5. Update file konfigurasi
Langkah pertama adalah melakukan semua pembaruan yang diperlukan pada file konfigurasi. Membantu pengguna Python 2 melakukan migrasi adalah tujuan utama codelab ini, tetapi konten tersebut biasanya diikuti dengan informasi tentang porting lebih lanjut ke Python 3 di setiap bagian di bawah.
requirements.txt
Di bagian ini, kita akan menambahkan paket untuk mendukung Cloud Memorystore dan Cloud NDB. Untuk Cloud Memorystore for Redis, cukup gunakan klien Redis standar untuk Python (redis) karena tidak ada library klien Cloud Memorystore. Tambahkan redis dan google-cloud-ndb ke requirements.txt, bergabung dengan flask dari Modul 12:
flask
redis
google-cloud-ndb
File requirements.txt ini tidak memiliki nomor versi, yang berarti versi terbaru akan dipilih. Jika ada ketidakcocokan, tentukan nomor versi untuk mengunci versi yang berfungsi.
app.yaml
Bagian baru yang akan ditambahkan
Runtime Python 2 App Engine memerlukan paket pihak ketiga tertentu saat menggunakan Cloud API seperti Cloud NDB, yaitu grpcio dan setuptools. Pengguna Python 2 harus mencantumkan library bawaan seperti ini beserta versi yang tersedia di app.yaml. Jika Anda belum memiliki bagian libraries, buat bagian tersebut dan tambahkan kedua library seperti berikut:
libraries:
- name: grpcio
version: latest
- name: setuptools
version: latest
Saat memigrasikan aplikasi Anda, aplikasi tersebut mungkin sudah memiliki bagian libraries. Jika ada, dan grpcio serta setuptools tidak ada, cukup tambahkan ke bagian libraries yang sudah ada.

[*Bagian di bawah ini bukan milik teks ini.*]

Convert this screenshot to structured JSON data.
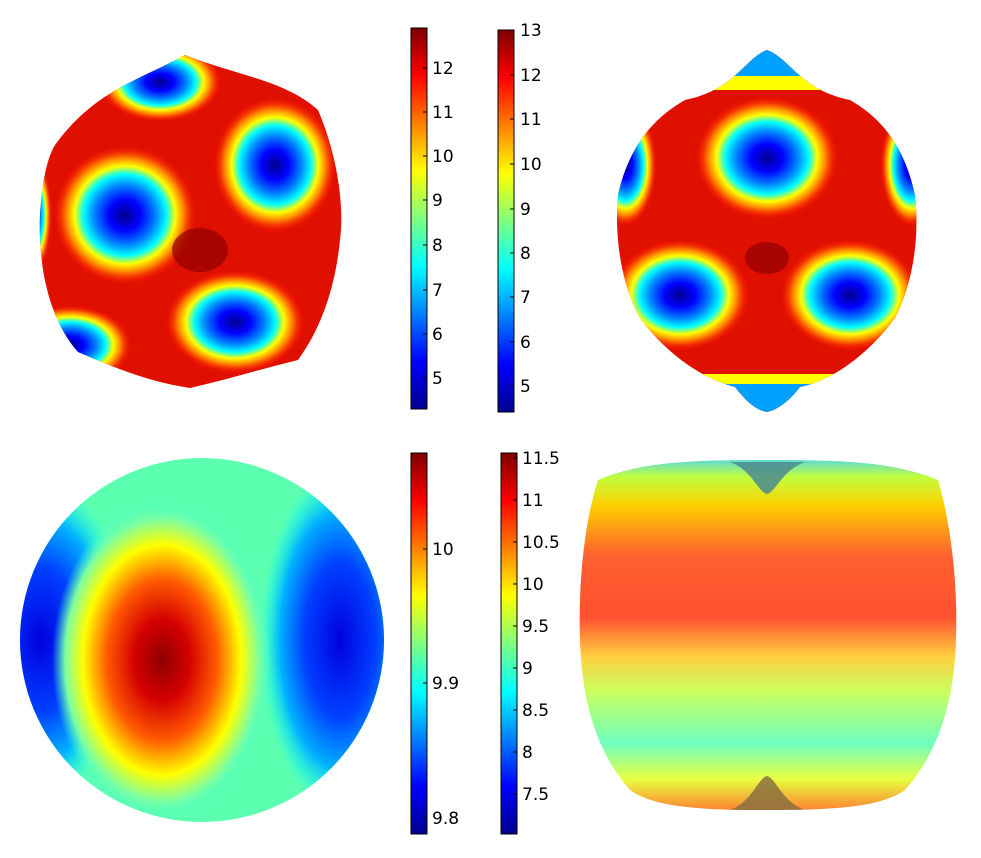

Selanjutnya, aplikasi contoh kita memerlukan informasi instance Cloud Memorystore dan konektor VPC, jadi tambahkan dua bagian baru berikut ke app.yaml, terlepas dari runtime Python yang Anda gunakan:
env_variables:
REDIS_HOST: 'YOUR_REDIS_HOST'
REDIS_PORT: 'YOUR_REDIS_PORT'
vpc_access_connector:
name: projects/PROJECT_ID/locations/REGION/connectors/CONNECTOR
Hanya itu saja update yang diperlukan. app.yaml yang diperbarui sekarang akan terlihat seperti ini:
runtime: python27
threadsafe: yes
api_version: 1
handlers:
- url: /.*
script: main.app
libraries:
- name: grpcio
version: 1.0.0
- name: setuptools
version: 36.6.0
env_variables:
REDIS_HOST: 'YOUR_REDIS_HOST'
REDIS_PORT: 'YOUR_REDIS_PORT'
vpc_access_connector:
name: projects/PROJECT_ID/locations/REGION/connectors/CONNECTOR
Berikut adalah "sebelum dan sesudah" yang menggambarkan update yang harus Anda terapkan ke app.yaml:

*Perbedaan Python 3
Bagian ini bersifat opsional dan hanya jika Anda melakukan porting ke Python 3. Untuk melakukannya, ada sejumlah perubahan yang harus dilakukan pada konfigurasi Python 2 Anda. Lewati bagian ini jika Anda tidak melakukan upgrade saat ini.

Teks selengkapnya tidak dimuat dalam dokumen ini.